We say university is the key to social mobility but it wasn't so long ago that a job in a coal mine or a shipyard or on the railways was the key to social mobility and lifelong security.
― Ed, Wednesday, 3 December 2008 12:39 (sixteen years ago)
That was before Thatcher decided they were all evil.
― Brother Belcher (Marcello Carlin), Wednesday, 3 December 2008 12:41 (sixteen years ago)
be fair, she hasn't conclusively been proven wrong there yet.
― darraghmac, Wednesday, 3 December 2008 12:45 (sixteen years ago)
super xpost
i'm not lj.
i tried applying in the local tesco but they weren't hiring and i asked in kfc but the only hours they had going conflicted with uni. being a bit poor (ok sure its only student poverty but i'd like a bit of extra moneys), i don't think any job is beneath me (unless you were referring to the people in the bbc piece), it just seems bloody hard to find anything at the moment. I went into the uni jobshop about a week ago to ask and they said they had nothing going bar a couple specialist jobs (working with the disabled and stuff i'm not qualified for) and they said it was quite unprecedented as this time last year they were putting like 10 jobs a day on their website.
― a hoy hoy, Wednesday, 3 December 2008 13:01 (sixteen years ago)
I was there before she decided and they were all perfectly fine.
― Brother Belcher (Marcello Carlin), Wednesday, 3 December 2008 13:02 (sixteen years ago)
jesus christ people, next you'll be acting like benefit fraud is morally wrong
― Glans Christian Christian christian Christian Andersen (MPx4A), Wednesday, 3 December 2008 13:08 (sixteen years ago)
I'm still waiting for the equivalent offshore tax loophole ad on TV.
― Brother Belcher (Marcello Carlin), Wednesday, 3 December 2008 13:21 (sixteen years ago)
I'm not sure that the inherent qualities of particular jobs is as much of an issue, as the lack of a social context that makes them meaningful. Most of us would regard shoveling shit as a thankless job, but shoveling shit on the beloved family farm is a very different proposition from shoveling shit at a corporate facility. More broadly, jobs that involve something tedious or unpleasant are a little easier to take if you're doing so in the service of something you think is worthwhile, or at least honest.

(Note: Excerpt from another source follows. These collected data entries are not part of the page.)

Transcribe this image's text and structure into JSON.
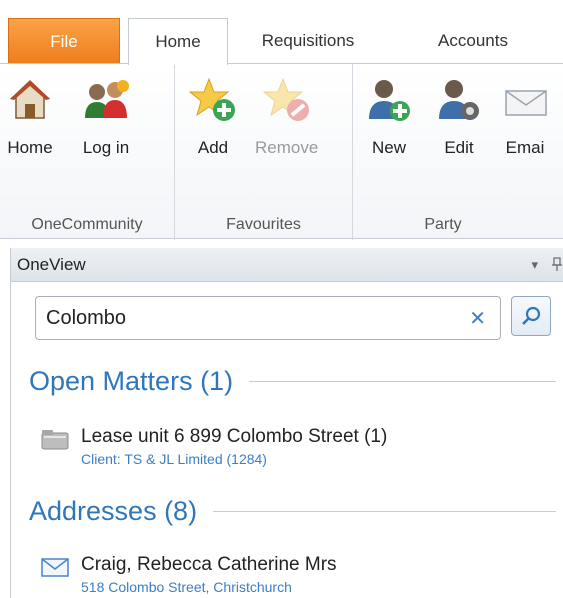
{
  "ribbon": {
    "tabs": [
      {
        "label": "File"
      },
      {
        "label": "Home"
      },
      {
        "label": "Requisitions"
      },
      {
        "label": "Accounts"
      }
    ],
    "groups": {
      "onecommunity": {
        "label": "OneCommunity",
        "buttons": [
          {
            "label": "Home",
            "icon": "house-icon"
          },
          {
            "label": "Log in",
            "icon": "users-icon"
          }
        ]
      },
      "favourites": {
        "label": "Favourites",
        "buttons": [
          {
            "label": "Add",
            "icon": "star-add-icon"
          },
          {
            "label": "Remove",
            "icon": "star-remove-icon",
            "disabled": true
          }
        ]
      },
      "party": {
        "label": "Party",
        "buttons": [
          {
            "label": "New",
            "icon": "person-add-icon"
          },
          {
            "label": "Edit",
            "icon": "person-edit-icon"
          },
          {
            "label": "Emai",
            "icon": "email-icon"
          }
        ]
      }
    }
  },
  "oneview": {
    "title": "OneView",
    "search": {
      "value": "Colombo"
    },
    "sections": {
      "open_matters": {
        "heading": "Open Matters (1)",
        "items": [
          {
            "title": "Lease unit 6 899 Colombo Street  (1)",
            "subtitle": "Client: TS & JL Limited (1284)"
          }
        ]
      },
      "addresses": {
        "heading": "Addresses (8)",
        "items": [
          {
            "title": "Craig, Rebecca Catherine Mrs",
            "subtitle": "518 Colombo Street, Christchurch"
          }
        ]
      }
    }
  },
  "colors": {
    "file_tab": "#ef7d1d",
    "accent_blue": "#2f77ba",
    "link_blue": "#3b7fc4"
  }
}
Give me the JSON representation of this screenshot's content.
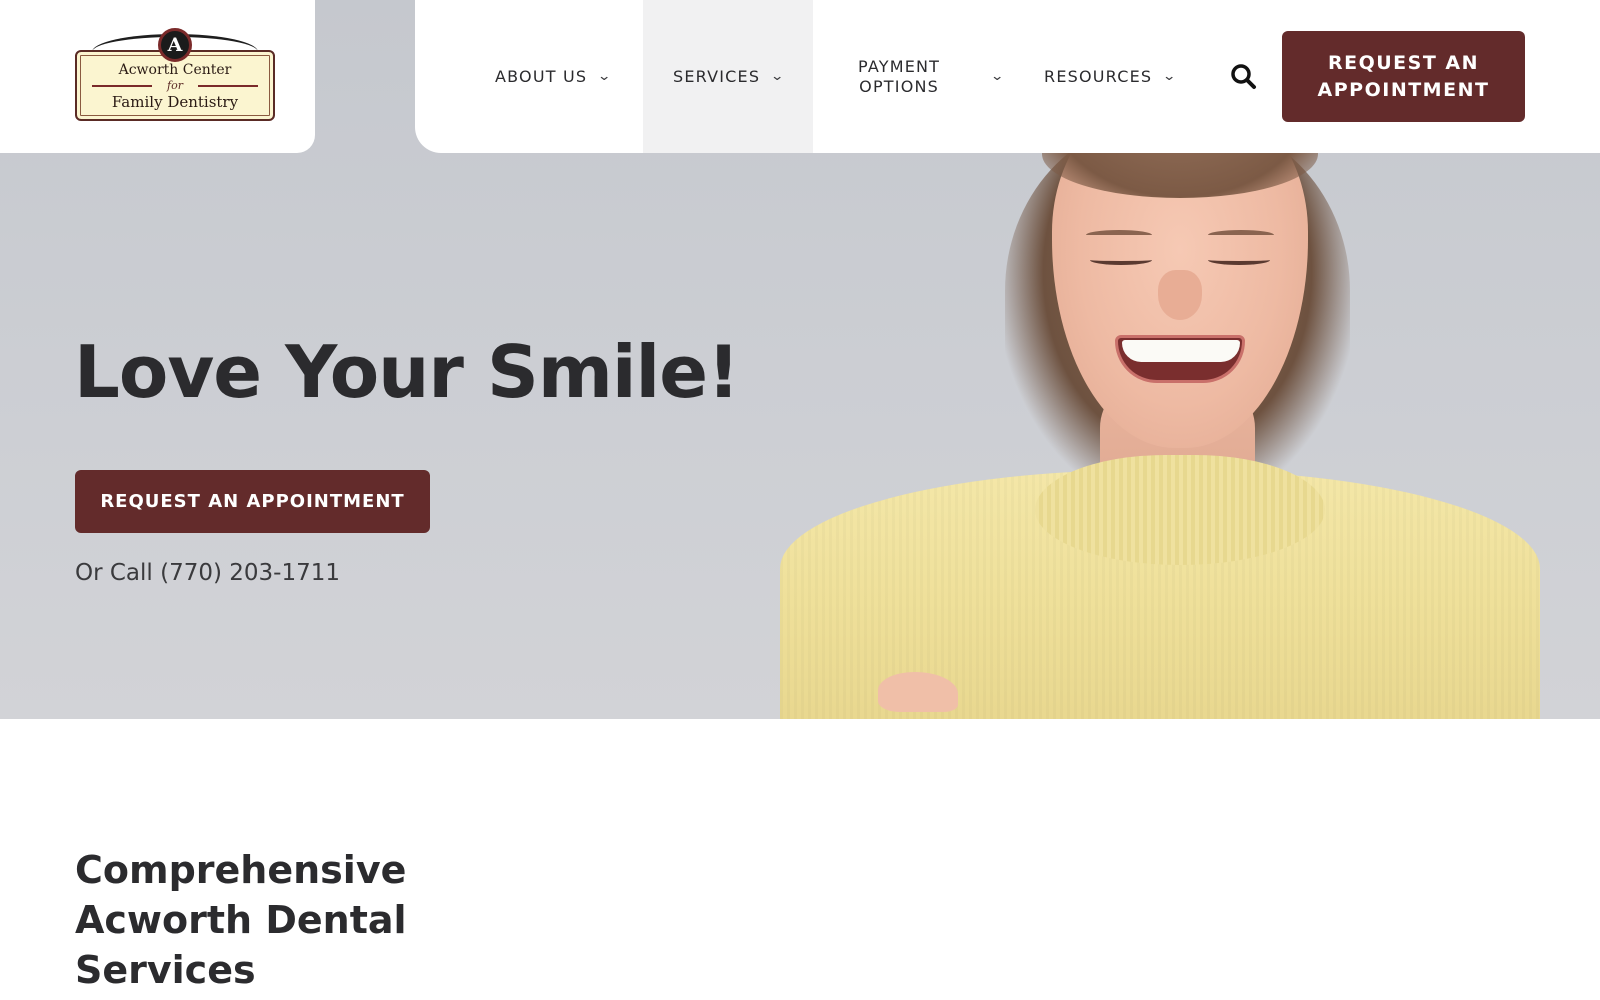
{
  "logo": {
    "medal_letter": "A",
    "line1": "Acworth Center",
    "line2": "for",
    "line3": "Family Dentistry"
  },
  "nav": {
    "items": [
      {
        "label": "ABOUT US",
        "icon": "chevron-down-icon"
      },
      {
        "label": "SERVICES",
        "icon": "chevron-down-icon",
        "active": true
      },
      {
        "label_line1": "PAYMENT",
        "label_line2": "OPTIONS",
        "icon": "chevron-down-icon"
      },
      {
        "label": "RESOURCES",
        "icon": "chevron-down-icon"
      }
    ],
    "search_icon": "search-icon",
    "cta_line1": "REQUEST AN",
    "cta_line2": "APPOINTMENT"
  },
  "hero": {
    "title": "Love Your Smile!",
    "cta_label": "REQUEST AN APPOINTMENT",
    "call_text": "Or Call (770) 203-1711"
  },
  "section": {
    "title_line1": "Comprehensive",
    "title_line2": "Acworth Dental",
    "title_line3": "Services"
  },
  "colors": {
    "brand": "#632b2b",
    "text": "#2b2b2e",
    "hero_bg": "#cdcfd4",
    "logo_bg": "#fbf5d0"
  }
}
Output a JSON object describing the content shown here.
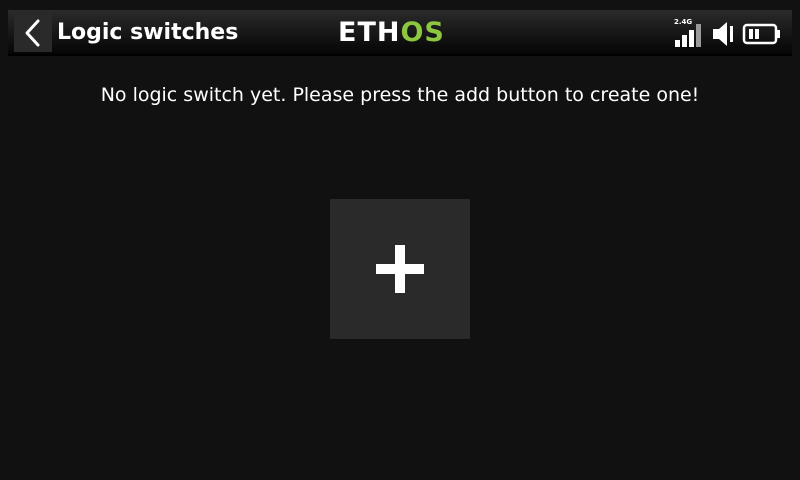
{
  "header": {
    "title": "Logic switches",
    "back_icon": "chevron-left-icon",
    "logo": {
      "part1": "ETH",
      "part2": "OS"
    },
    "status": {
      "signal_band": "2.4G",
      "signal_icon": "signal-bars-icon",
      "volume_icon": "speaker-icon",
      "battery_icon": "battery-icon"
    }
  },
  "main": {
    "empty_message": "No logic switch yet. Please press the add button to create one!",
    "add_icon": "plus-icon"
  },
  "colors": {
    "background": "#111111",
    "button": "#2a2a2a",
    "text": "#ffffff",
    "brand_green": "#8dc63f"
  }
}
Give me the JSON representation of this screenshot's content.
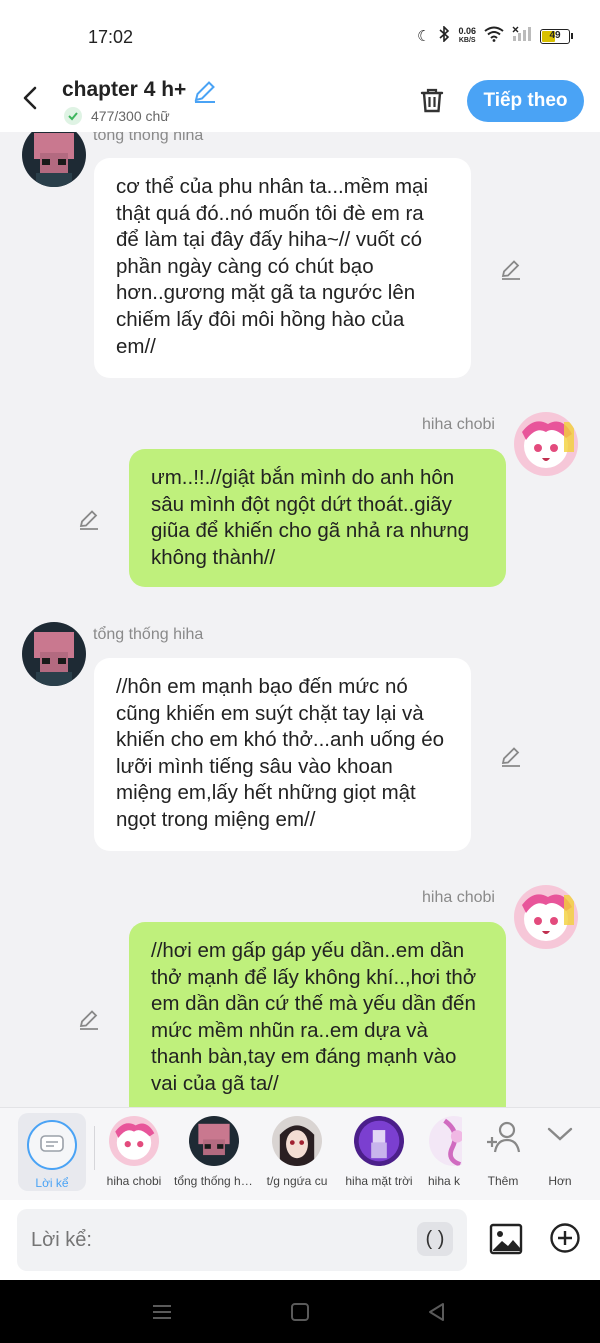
{
  "status": {
    "time": "17:02",
    "net_speed": "0.06",
    "net_unit": "KB/S",
    "battery": "49"
  },
  "header": {
    "title": "chapter 4 h+",
    "char_count": "477/300 chữ",
    "next_label": "Tiếp theo"
  },
  "messages": [
    {
      "side": "left",
      "sender": "tổng thống hiha",
      "text": "cơ thể của phu nhân ta...mềm mại thật quá đó..nó muốn tôi đè em ra để làm tại đây đấy hiha~// vuốt có phần ngày càng có chút bạo hơn..gương mặt gã ta ngước lên chiếm lấy đôi môi hồng hào của em//"
    },
    {
      "side": "right",
      "sender": "hiha chobi",
      "text": "ưm..!!.//giật bắn mình do anh hôn sâu mình đột ngột dứt thoát..giãy giũa để khiến cho gã nhả ra nhưng không thành//"
    },
    {
      "side": "left",
      "sender": "tổng thống hiha",
      "text": "//hôn em mạnh bạo đến mức nó cũng khiến em suýt chặt tay lại và khiến cho em khó thở...anh uống éo lưỡi mình tiếng sâu vào khoan miệng em,lấy hết những giọt mật ngọt trong miệng em//"
    },
    {
      "side": "right",
      "sender": "hiha chobi",
      "text": "//hơi em gấp gáp yếu dần..em dần thở mạnh để lấy không khí..,hơi thở em dần dần cứ thế mà yếu dần đến mức mềm nhũn ra..em dựa và thanh bàn,tay em đáng mạnh vào vai của gã ta//"
    }
  ],
  "characters": {
    "narrator": "Lời kể",
    "items": [
      "hiha chobi",
      "tổng thống hiha",
      "t/g ngứa cu",
      "hiha mặt trời",
      "hiha k"
    ],
    "add_label": "Thêm",
    "more_label": "Hơn"
  },
  "input": {
    "placeholder": "Lời kể:",
    "paren": "( )"
  },
  "colors": {
    "accent": "#4aa3f5",
    "bubble_right": "#bff07c",
    "bubble_left": "#ffffff"
  }
}
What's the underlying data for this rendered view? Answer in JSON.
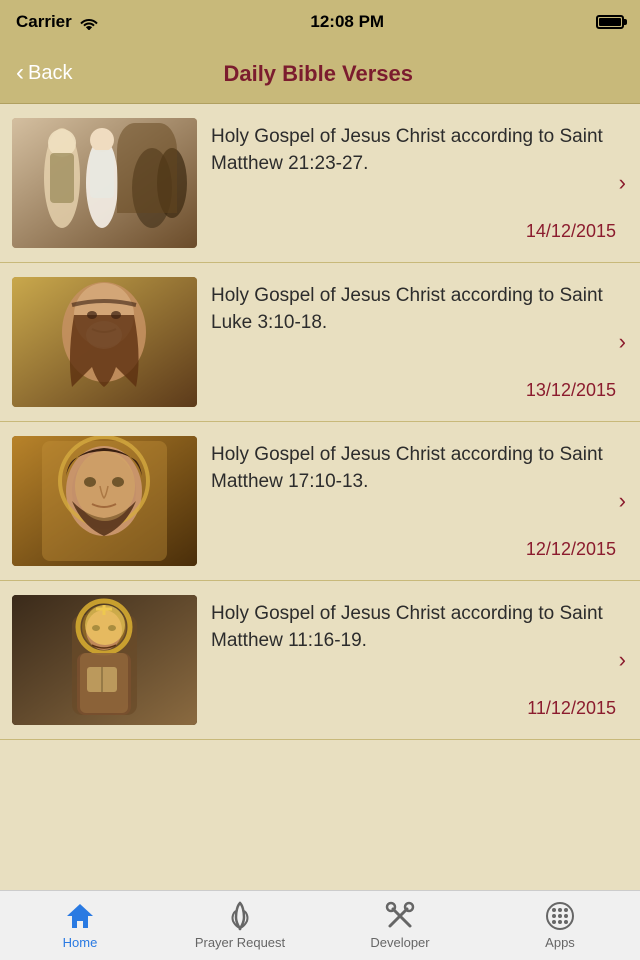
{
  "statusBar": {
    "carrier": "Carrier",
    "time": "12:08 PM"
  },
  "navBar": {
    "backLabel": "Back",
    "title": "Daily Bible Verses"
  },
  "listItems": [
    {
      "id": 1,
      "title": "Holy Gospel of Jesus Christ according to Saint Matthew 21:23-27.",
      "date": "14/12/2015",
      "thumbClass": "thumb-1"
    },
    {
      "id": 2,
      "title": "Holy Gospel of Jesus Christ according to Saint Luke 3:10-18.",
      "date": "13/12/2015",
      "thumbClass": "thumb-2"
    },
    {
      "id": 3,
      "title": "Holy Gospel of Jesus Christ according to Saint Matthew 17:10-13.",
      "date": "12/12/2015",
      "thumbClass": "thumb-3"
    },
    {
      "id": 4,
      "title": "Holy Gospel of Jesus Christ according to Saint Matthew 11:16-19.",
      "date": "11/12/2015",
      "thumbClass": "thumb-4"
    }
  ],
  "tabBar": {
    "items": [
      {
        "id": "home",
        "label": "Home",
        "active": true
      },
      {
        "id": "prayer",
        "label": "Prayer Request",
        "active": false
      },
      {
        "id": "developer",
        "label": "Developer",
        "active": false
      },
      {
        "id": "apps",
        "label": "Apps",
        "active": false
      }
    ]
  }
}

Don't get me wrong, I'm not trying to romanticize an imaginary past in which shit-shovelers were considered noble pillars of the community. But there's no denying that modern life is atomized to a nearly unprecedented extent, and this takes its toll in myriad ways, some of which are described in this thread.
So I can't really blame someone for not wanting to sacrifice their time (which is, after all, the only irreplaceable commodity) for something essentially meaningless to them -- but meaning outside the self is a lot harder to come by if you're not invested in some kind of community. A Japanese-style corporation might be able to afford that (in both senses of the word "afford"), but that's more or less unknown in the Anglo-American business world, and on its way out in Japan.
In other words, the whole art school vs. shitty job dichotomy (as seen on Stuff White People Like) is at least partly a red herring. I don't think the key issue is people being lazy, or expecting to have fantastic jobs that are all about their own self-expression. Both of those things happen, of course, but they don't account for what I think is the real issue -- the profound sense of disconnectedness felt by so many people in the Western world.
Unless we intend to force people to work to survive -- something I think is ultimately unconscionable, in a society as wealthy as ours -- then making quote-unquote "drop-outs" into "productive members of society" will depend on giving them a good reason to rejoin. Material carrots and sticks might do for a while, but in the long run I think it has to be based on a fundamental belief in the transparency, integrity, and coherence of their own society -- or, at least, the belief that meaningful change is possible.
― Charlie Rose Nylund, Wednesday, 3 December 2008 18:25 (sixteen years ago)
That is a great post, I think!
― Gravel Puzzleworth, Wednesday, 3 December 2008 18:26 (sixteen years ago)
Well, guess I'll be applying for that job in Tesco a little sooner than I expected: I was effectively made redundant this afternoon, along with around 249 colleagues. 200 new jobs being created, with new titles, terms, conditions and presumably salaries; we're obviously able to apply for these, but whether anything will suit my unusual circumstances (ie trying to do an MSc at the same time), I've no idea. Oh, and there's the small matter of whether they'd want me back anyway :(
So: Grimly puts money where mouth is shocker, I guess. Still. Rats' cocks.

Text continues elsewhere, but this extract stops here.